Edwin Schrodinger became ‘one of our own’ when Eamon de Valera, a passionate mathematician and President of Ireland, offered him safe haven in 1940 as he declined to cooperate with the Third Reich. He stayed here for 17 years and his steps, and those of other scientists can be retraced in the company of Mary Mulvihill of Ingenious Ireland who is keen to share our scientific heritage with all.
But, back to the personal…more of the things I love….
-Teflon and Velcro which came to us courtesy of the Space Programme
- the Genome for showing us that we’ve so much DNA in common and that there’s so much more that unites us as humans than divides us.
- Global Positioning system (GPS) . Withoug my sat-nav I could hardly be trusted to leave the house.
-Food Science; the traditional arts of dairying, fermenting, animal rearing, wine making have been enhanced enormously by the application of science.
-the Internet and Social Media. If diversification is key to survival of a species, these allow expression to all preferences and viewpoints, and everyone can find a community.
Most of all, medical science with its new diagnostic and therapeutic capabilities has changed everything. Preventative medicine has given us a new cohort of people who would have been felled by coronary heart disease up to three decades ago. Vaccination has eliminated several cruel infectious diseases, and is on its way to making others a thing of the past. Immunology is creating extraordinary new frontiers in our understanding of infection and inflammation. Many cancers have yielded their secrets to modern science; my own husband would not be here today were it not for a fastidious doctor who paid close attention to an (almost) insignificant abnormality on a routine test result 10 years ago.
Even if some diseases still carry the shadow of the Grim Reaper, epidemiology tells us all that if we take regular exercise, maintain a proper body weight, have good relationships and don’t smoke tobacco, our odds of living a longer, healthier life are higher. The picture below is everything we would strive to avoid.
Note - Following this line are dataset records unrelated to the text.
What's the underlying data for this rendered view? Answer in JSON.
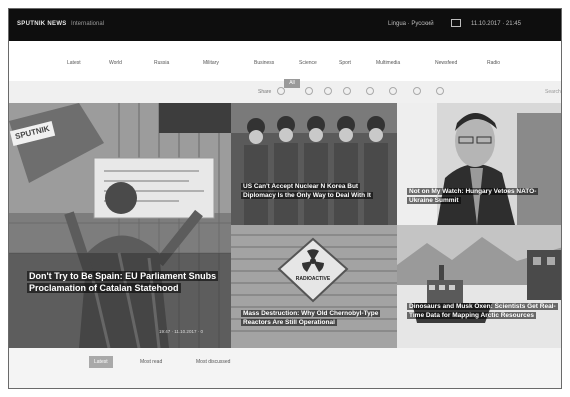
{
  "topbar": {
    "logo": "SPUTNIK NEWS",
    "edition": "International",
    "language": "Lingua · Русский",
    "date": "11.10.2017 · 21:45"
  },
  "nav": {
    "items": [
      "Latest",
      "World",
      "Russia",
      "Military",
      "Business",
      "Science",
      "Sport",
      "Multimedia",
      "Newsfeed",
      "Radio"
    ],
    "active_tab": "All"
  },
  "share": {
    "label": "Share",
    "icons": [
      "facebook-icon",
      "twitter-icon",
      "vk-icon",
      "odnoklassniki-icon",
      "telegram-icon",
      "email-icon",
      "print-icon"
    ],
    "search_label": "Search"
  },
  "tiles": {
    "main": {
      "brand": "SPUTNIK",
      "headline": "Don't Try to Be Spain: EU Parliament Snubs Proclamation of Catalan Statehood",
      "meta": "19:47 · 11.10.2017 · 0"
    },
    "korea": {
      "headline": "US Can't Accept Nuclear N Korea But Diplomacy Is the Only Way to Deal With It"
    },
    "ukraine": {
      "headline": "Not on My Watch: Hungary Vetoes NATO-Ukraine Summit"
    },
    "radioactive": {
      "sign": "RADIOACTIVE",
      "headline": "Mass Destruction: Why Old Chernobyl-Type Reactors Are Still Operational"
    },
    "arctic": {
      "headline": "Dinosaurs and Musk Oxen: Scientists Get Real-Time Data for Mapping Arctic Resources"
    }
  },
  "tabs": [
    "Latest",
    "Most read",
    "Most discussed"
  ]
}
I still grapple, however, with the idea that a molecule is a molecule is a molecule. Science says that there’s no proof that organic foods are more nutritious or taste better than non-organic. In the 1960′s it was thought that nutrition could be reduced to a few capsules a day until Denis Burkitt proved that roughage is essential for the prevention of bowel cancer. Empirical evidence can’t be refuted but, in terms of epistemology I ask myself …How do we know what we know? What is informing the question that we ask? Until the Rosetta stone is completely deciphered on this one, I’ll keep getting my weekly veggie delivery.
A great programme lies ahead in the next four days, and it’s all here in Dublin!
Perfect cadences, airborne Irish dancers, heart-stopping percussionists all set the welcome tone this evening, counterpointed by the lyrical native Irish language of President Michael D.Higgins and Commissioner Máire Geoghegan Quinn. New and old, intertwined in a spiral of enquiry and imagination.
Our future as a nation lies in being educated, informed, hard working and enlightened based on the solid Irish foundation of enjoying it all too.